= Fascist University Groups =

Student branch of the Italian National Fascist Party

The Fascist University Groups (Gruppi Universitari Fascisti, GUF) were the student branch of the Italian National Fascist Party. Founded in 1920 and restructured in 1927, they brought together all the Italian students who were obliged to enroll there. The purpose of the GUF was to educate the future ruling class following the doctrine of Mussolini's fascist regime. From 1934, they organized annual meetings, called Littoriali, devoted to culture and art, which would join that of sport, created in 1932. The GUF tried to recover the feluca, a hat symbol of Goliardia, a traditional association of Italian students, at the origin of the Corda Fratres, an international student association particularly present in Italy.

== Origin ==
As early as 1919, university students began to join the nascent movement of the Fasci Italiani di Combattimento, forming action squads made up of goliards in numerous cities. In 1920, the Fascist University Groups were officially born, which brought together all the university students who recognized themselves first in the Sansepolcrista program and then in the National Fascist Party. Guido Bortolotto became a trustee. In 1927, after the totalitarianization of the state, there was a restructuring of the groups. The Party will thus pay attention to its organization and to the education of this youth which, according to Benito Mussolini, will have to shape "the future ruling class" of Italy.

== Organization ==
Young people between the ages of 18 and 21 who came from the Gioventù Italiana del Littorio (GIL) and were enrolled in a university, a secondary school, a military academy or the Accademia Fascista della GIL were part of the GUF, groups with exclusively voluntary registration. The GUF were co-opted into nuclei of at least 25 fascist university students, established in each city, under the command of a person in charge designated by the Federal Secretary, at the proposal of the Secretary of the GUF. The heads of each nucleus formed part of the respective directors of the local combat groups. Each GUF had sections for men and women graduates, a Section for Foreign Students (where there were any) and a section for women, which included university students, graduates and graduates up to 28 years of age.

== Tasks ==
The GUFs were dedicated to:

- Political-cultural activities, with the aim of preparing and selecting young people. They were carried out through the School of Fascist Mysticism, which organized and coordinated political preparation courses, pre-lictory and literary courses on culture, art and work, the experimental theater of the GUF, the cinematographic, radio and university press sections;
- Sports activities, with the organization of Agonali, Littorali dello sport, Mountaineering and Seafaring Weeks;
- Assistance activity, carried out through student houses and dining rooms and medical offices.

== The Littorali ==
In 1932 the Littorali dello sport were established, a kind of national student championships, which included various sports disciplines and were organized each year in a different city. The littoriali served mainly as a propaganda event and were always an occasion for the celebration of the cult of the Duce. The winning Guf had the honor of qualifying as a Guf Littoriale and wearing a golden M (Mussolini's initial) on his tunic.

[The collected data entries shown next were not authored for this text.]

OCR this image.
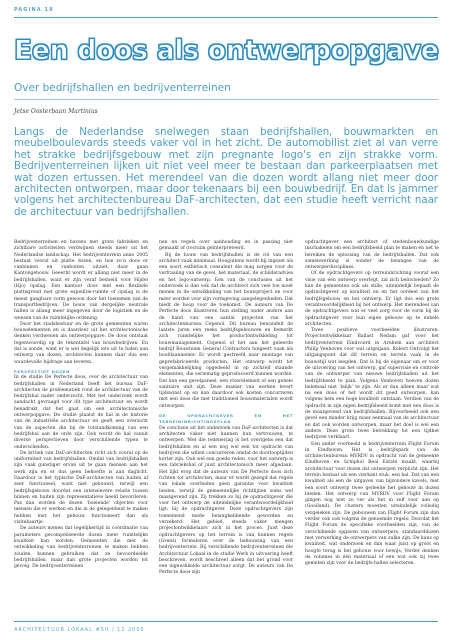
PAGINA 18
Een doos als ontwerpopgave
Over bedrijfshallen en bedrijventerreinen
Jetse Oosterbaan Martinius

Langs de Nederlandse snelwegen staan bedrijfshallen, bouwmarkten en meubelboulevards steeds vaker vol in het zicht. De automobilist ziet al van verre het strakke bedrijfsgebouw met zijn pregnante logo's en zijn strakke vorm. Bedrijventerreinen lijken uit niet veel meer te bestaan dan parkeerplaatsen met wat dozen ertussen. Het merendeel van die dozen wordt allang niet meer door architecten ontworpen, maar door tekenaars bij een bouwbedrijf. En dat is jammer volgens het architectenbureau DaF-architecten, dat een studie heeft verricht naar de architectuur van bedrijfshallen.

Bedrijventerreinen en havens met grote fabrieken en zichtbare activiteiten verdwijnen steeds meer uit het Nederlandse landschap. Het bedrijventerrein anno 2005 bestaat vooral uit platte dozen, en hoe zo’n doos er vanbinnen en vanbuiten uitziet, daar gaan Kantongebouw. Geeerbt wordt er allang niet meer in de bedrijfshallen, want er zijn veraf bedoeld voor Hijdel (Hjo) opslag. Een kantoor doos met een flexibele plattegrond met grote expeditie-ruimte of opslag is de meest gangbare vorm gewoon door het toenemen van de transportbedrijven. De bouw van dergelijke neutrale hallen is allang meer ingegeven door de logistiek en de wensen van de ruimtelijke ordening.

Door het stadsbestuur en de grote gemeenten waren bouwelementen en is daardoor uit het architectonische denken verdwenen als ontwerpopgave. De doos ontstaat tegenwoordig op de tekentafel van bouwbedrijven. En dat is zonde, want er is wel degelijk iets uit te halen aan ontwerp van dozen, architecten kunnen daar dus een waardevolle bijdrage aan leveren.

PERSPECTIEF DOZEN

In de studie De Perfecte doos, over de architectuur van bedrijfshallen in Nederland heeft het bureau DaF-architecten de problematiek rond de architectuur van de bedrijfshal nader onderzocht. Met het onderzoek wordt aandacht gevraagd voor dit type architectuur en wordt benadrukt dat het gaat om een architectonische ontwerpopgave. De studie plaatst de hal in de historie van de industriële architectuur en geeft een overzicht van de aspecten die bij de totstandkoming van een bedrijfshal aan de orde zijn. Ook wordt de hal vanuit diverse perspectieven door verschillende typen te onderscheiden.

De kritiek van DaF-architecten richt zich vooral op de uniformiteit van bedrijfshallen. Omdat van bedrijfshallen zijn vaak gunstiger ervan uit te gaan mensen aan het werk zijn en er dus geen behoefte is aan daglicht. Daardoor is het typische DaF-architecten van buiten af zeer functioneel, want niet gebouwd, terwijl een bedrijfsgebouw doordat een intensievere relatie tussen binnen en buiten zijn representatieve beeld bevorderen. Pas dan worden de dozen ‘boeiende’ objecten voor mensen die er werken en die in de gelegenheid te maken hebben met het gebouw functioneert dan als visitekaartje.

De auteurs menen dat tegelijkertijd in coördinatie van parameters gecompenseerde dozen meer ruimtelijke kwaliteit kan worden. Gemeenten die met de ontwikkeling van bedrijventerreinen te maken hebben zouden kunnen gebruiken dat ze bevoordeelde bedrijfshallen, maar dan grote projecten worden tot gevolg. De bedrijventerreinen

nen en regels over aanhouding en in passing niet gemaakt of (re)ruim geïnterpreteerd.

Bij de bouw van bedrijfshallen is de rol van een architect vaak minimaal. Hooguitens wordt hij ingezet als een soort esthetisch consulent die mag zorgen voor de verfraaiing van de gevel, het materiaal, de schilderadvies en het logo-ontwerp. Een van de conclusies uit het onderzoek is dan ook dat de architect zich veel toe moet menen in de ontwikkeling van het bouwproject en voor meer worden voor zijn vormgeving aangelegenheden. Dat biedt de hoop voor de toekomst. De auteurs van De Perfecte doos illustreren hun stelling onder andere aan de hand van een aantal projecten van het architectenbureau Cepenol. Dit bureau bewandelt de laatste jaren een reeks bedrijfsgebouwen en bemerkt zich ruimtelijke het productontwikkeling tot bouwmanagement. Cepenol of het aan het geleerde bedrijf Bouwteam General Contractors fungeert vaak als hoofdaannemer. Er wordt gestreefd naar montage van geprefabriceerde producten. Het ontwerp wordt tot vergemakkelijking opgedeeld in op zichzelf staande elementen, die seriematig geproduceerd kunnen worden. Dat kan een gevelpaneel, een vloerelement of een gehele sanitaire unit zijn. Deze manier van werken levert tijdswinst op en kan daardoor ook kosten concurreren met een doos die met traditioneel bouwmaterialen wordt ontworpen.

DE OPDRACHTGEVER EN HET TERREININRICHTINGSPLAN

De conclusie uit het onderzoek van DaF-architecten is dat architecten vaker niet kunnen hun vertrouwen, te ontwerpen. Met die redenering is het overigens een dat bedrijfshallen en al een nog wel een tot opdracht van bedrijven die willen concurreren omdat de doorlooptijden korter zijn. Ook wel een goede reden, voor het ontwerp is een fabriekshal of juist architectonisch meer afgedaan. Het lijkt erop dat de auteurs van De Perfecte doos zich richten tot architecten, maar er wordt gezegd dat regels van lokale overheden geen garantie voor kwaliteit bieden, terwijl de gemeentelijke richtlijnen soms wel maatgevend zijn. Zij trekken zo bij de opdrachtgever die voor het ontwerp de uiteindelijke verantwoordelijkheid ligt: bij de opdrachtgever. Deze opdrachtgevers zijn toenemend mede belanghebbende geworden en verzekerd. Het gebied, steeds vaker mengen projectontwikkelaars zich in het proces. Juist deze opdrachtgevers op het terrein is van kunnen regels (Grens) formuleren over de behouwing van een bedrijventerrein. Bij verschillende bedrijventerreinen die Architectuur Lokaal in de studie Werk in uitvoering heeft beschreven, wordt beschreef alleen dat het grond voor een ingewikkelde architectuur zorgt. De auteurs van De Perfecte doos zijn

opdrachtgever een architect of stedenbouwkundige inschakelen om een bedrijfsbeeld plan te maken en net te bereiken de oplossing van de bedrijfshallen. Dat ook samenwerking is sonder de belangen van de ontwerperdisciplines.

Of de opdrachtgevers op terreininrichting vooraf een visie van een ontwerp overlegt, zal zich beïnvloeden? Zo kan de gemeenten ook als stille, uiteindelijk bepaalt de opdrachtgever op kwaliteit en en het oordeel van het bedrijfsgebouw en het ontwerp. Er ligt dus een grote verantwoordelijkheid bij het ontwerp. Het merendeel van de opdrachtgevers wat er veel zorg voor de vorm bij de opdrachtgever voor hun eigen gebouw op te enkele architecten.

Twee positieve voorbeelden illustreren. Projectontwikkelaar Ballast Nedam gaf voor het bedrijventerrein Eindvoord in Arnhem aan architect Philip Venhoven voor wat uitgegaan. Robert Ontvolgt het uitgangspunt dat dit terrein en terrein vaak in de bouwstijl wat leegden. Dat is bij de eigenaar om er voor de uitvoering van het ontwerp, gaf supervisie en controle van de ontwerper van nieuwe bedrijfshallen uit het bedrijfsbeeld te plan. Volgens Venhoven hoeven dozen helemaal niet ‘lelijk’ te zijn. Als er dan alleen maar wat na een doos of het wordt dit goed ontworpen, kan volgens hem een hoge kwaliteit ontstaan. Verdien van de opdracht in zijn eigen bedrijfsbeeld komt met een doos is de maatgevend van bedrijfshallen. Bijvoorbeeld ook een gevel een minder krijg maar eenmaal van de architectuur en dat ook worden ontworpen, maar het doel is wel een andere. Deze grote twee betrekking tot een tijdhet bedrijven verklaart.

Een ander voorbeeld is bedrijventerrein Flight Forum in Eindhoven. Het is bedrijfspark van de architectenbureau MVRDV in opdracht van de gemeente Eindhoven en Schiphol Real Estate maakt, waarbij architectuur voor dozen dat ontwerpen verplicht zijn. Het terrein bestaat uit een vierkant stuk, een hal. Dat van een kwaliteit als een de uitgaven van bijzondere kavels, met een soort ontwerp twee gedeelte het gebouw in dozen bieden. Het ontwerp van MVRDV voor Flight Forum gingen nog niet zo ver als het in zelf voor aan op (Gooiland). De clusters moesten uiteindelijk volledig vergeleken zijn. De gebouwen van Flight Forum zijn dan verder ook ook volgens de genoemde regels: Doordat het Flight Forum de specifieke voorbeelden zijn, van de verschillende opgaven van ontwerpers, standaarddozen met verwerking de ontwerpers van zulke zijn. De kans op kwaliteit, wat onderzoek en dan waar juist op groot en hoogte terug is het gebouw voor bewijs; Verder denken de volumes in één materiaal of een wat ook zij twee gemeten zijn voor de bedrijfs-hallen selecteren.

ARCHITECTUUR LOKAAL #50 / 12 2005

Starting in 1934, the Littoriali della cultura e dell'arte (organized by Giuseppe Bottai and Alessandro Pavolini) were also organized annually, which on some occasions turned out to be occasions for fronds against the regime.

== Points of view ==
According to former president Giorgio Napolitano, these discussion meetings between young intellectuals led to the birth of the first conflicts within the PNF. He believes that the GUF "were in fact a veritable breeding ground for anti-fascist intellectual energies, masked and to a certain extent tolerated." The direct testimony of the director Turi Vasile is also similar, according to which, thanks also to the "indulgence that was reserved at that time, for rhetoric or excess of security, to the youth", within the GUF they took advantage of this situation "to free us from any ideological conditioning".

According to the few historians who have dealt with it and other direct witnesses of the GUF (among the former, Mirella Serri and Simone Duranti, among the latter, Nino Tripodi, Davide Lajolo), the adherents of the GUF were, instead, fanatical fascists, often anti-Semites, supporters of the most extremist wing of the regime, criticizing its excessive moderation and the loss of the revolutionary thrust of the early days.